There are a lot of local organizations that host WMMA. And Coker knows how to put this together. Viacom is gonna dump money into Bellator. They know that it is a literal cash cow. They know that MMA is booming and they can go into direct competition with the UFC with Coker behind the wheel. Scott knows how to build stars. Look what he did with Rhonda Rousey, Gina Carano, and Cyborg.... and they are still major stars to this day.

Believe that if they bring WMMA into Bellator it will most definatly not be a two woman division. 

That being said. I doubt that Carano signs at this point.... if she does sign all that tells us is that she's serious about competing again, and that she trusts Coker with her carreer much more than she trusts Dana with it.


----------



## kantowrestler (Jun 6, 2009)

Yeah, Gina has worked with Scott Coker before whereas she's never worked with Dana White. She knows what to expect with Coker. Anyways the only contenders though at present for her are Coenen and Budd.


----------



## LizaG (May 12, 2008)

Invicta's 145 division is thin I can see it dissolving as a lot of 145 fighters are going up to 155lbs in Invicta...interesting, I'm sure Coker is pursuing more 145 fighters as he won't build a division off of two women.

I think Bellator are making an excellent move here


----------



## _RIVAL_ (Mar 7, 2008)

CupCake said:


> Invicta's 145 division is thin I can see it dissolving as a lot of 145 fighters are going up to 155lbs in Invicta...interesting, I'm sure Coker is pursuing more 145 fighters as he won't build a division off of two women.
> 
> I think Bellator are making an excellent move here


They are I agree... and IMO Bellator is actually a better fit for Gina.. it's her natural weight cut.

Forcing herself to go down to a divison she's never fought at after 5 years inactive to fight the most active, and dominant champion WMMA has seen since her and Cyborg is pretty much carreer suicide.

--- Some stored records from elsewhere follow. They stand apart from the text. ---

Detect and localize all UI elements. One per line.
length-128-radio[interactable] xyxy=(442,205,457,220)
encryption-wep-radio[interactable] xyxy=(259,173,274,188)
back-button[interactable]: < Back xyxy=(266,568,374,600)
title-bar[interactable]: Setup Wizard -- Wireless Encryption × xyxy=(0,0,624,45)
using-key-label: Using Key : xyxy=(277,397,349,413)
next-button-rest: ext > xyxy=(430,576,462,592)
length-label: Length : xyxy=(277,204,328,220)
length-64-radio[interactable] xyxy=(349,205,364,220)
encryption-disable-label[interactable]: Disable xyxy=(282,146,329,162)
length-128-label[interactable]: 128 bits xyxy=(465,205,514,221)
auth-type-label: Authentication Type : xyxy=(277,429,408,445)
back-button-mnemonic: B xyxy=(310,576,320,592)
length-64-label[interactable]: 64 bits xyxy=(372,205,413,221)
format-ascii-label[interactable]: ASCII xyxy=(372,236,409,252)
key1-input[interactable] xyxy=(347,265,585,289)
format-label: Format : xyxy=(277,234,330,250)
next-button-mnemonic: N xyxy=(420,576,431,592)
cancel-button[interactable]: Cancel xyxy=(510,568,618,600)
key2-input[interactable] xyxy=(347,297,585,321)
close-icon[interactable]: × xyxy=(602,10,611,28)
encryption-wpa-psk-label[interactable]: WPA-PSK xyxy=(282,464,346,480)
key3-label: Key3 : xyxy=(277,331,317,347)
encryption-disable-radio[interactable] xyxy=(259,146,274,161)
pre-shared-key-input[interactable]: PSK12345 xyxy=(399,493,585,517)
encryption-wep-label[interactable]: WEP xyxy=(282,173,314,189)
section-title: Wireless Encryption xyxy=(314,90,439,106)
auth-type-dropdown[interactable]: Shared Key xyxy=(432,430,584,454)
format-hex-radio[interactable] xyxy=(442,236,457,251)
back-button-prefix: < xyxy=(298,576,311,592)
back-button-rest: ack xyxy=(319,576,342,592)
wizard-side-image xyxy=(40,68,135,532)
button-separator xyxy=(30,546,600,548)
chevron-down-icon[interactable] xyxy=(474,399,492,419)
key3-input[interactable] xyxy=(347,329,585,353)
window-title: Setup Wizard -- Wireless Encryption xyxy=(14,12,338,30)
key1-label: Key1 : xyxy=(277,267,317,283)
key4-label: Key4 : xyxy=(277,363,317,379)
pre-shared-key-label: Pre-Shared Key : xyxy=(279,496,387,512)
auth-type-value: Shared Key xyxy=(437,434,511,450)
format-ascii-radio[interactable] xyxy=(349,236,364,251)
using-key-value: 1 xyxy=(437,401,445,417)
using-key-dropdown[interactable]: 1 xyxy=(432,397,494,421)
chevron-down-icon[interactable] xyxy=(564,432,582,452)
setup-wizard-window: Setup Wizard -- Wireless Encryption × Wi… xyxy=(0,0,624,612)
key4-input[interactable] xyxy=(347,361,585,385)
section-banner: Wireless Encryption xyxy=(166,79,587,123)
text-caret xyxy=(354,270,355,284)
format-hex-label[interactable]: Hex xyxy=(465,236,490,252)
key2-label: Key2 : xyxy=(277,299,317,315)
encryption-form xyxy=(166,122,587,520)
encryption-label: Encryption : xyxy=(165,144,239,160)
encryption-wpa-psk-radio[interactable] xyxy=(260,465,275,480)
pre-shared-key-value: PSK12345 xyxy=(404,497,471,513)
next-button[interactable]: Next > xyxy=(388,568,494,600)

If she has half a mind to compete and be fair to herself at this point it would be to test the waters at 145 and go from there..


----------



## kantowrestler (Jun 6, 2009)

Actually Gina Carano did compete at bantamweight but that was EARLY in her career. Also featherweight is her natural weight and she should go that route. Coker does have an advantage in that he worked with Gina before.


----------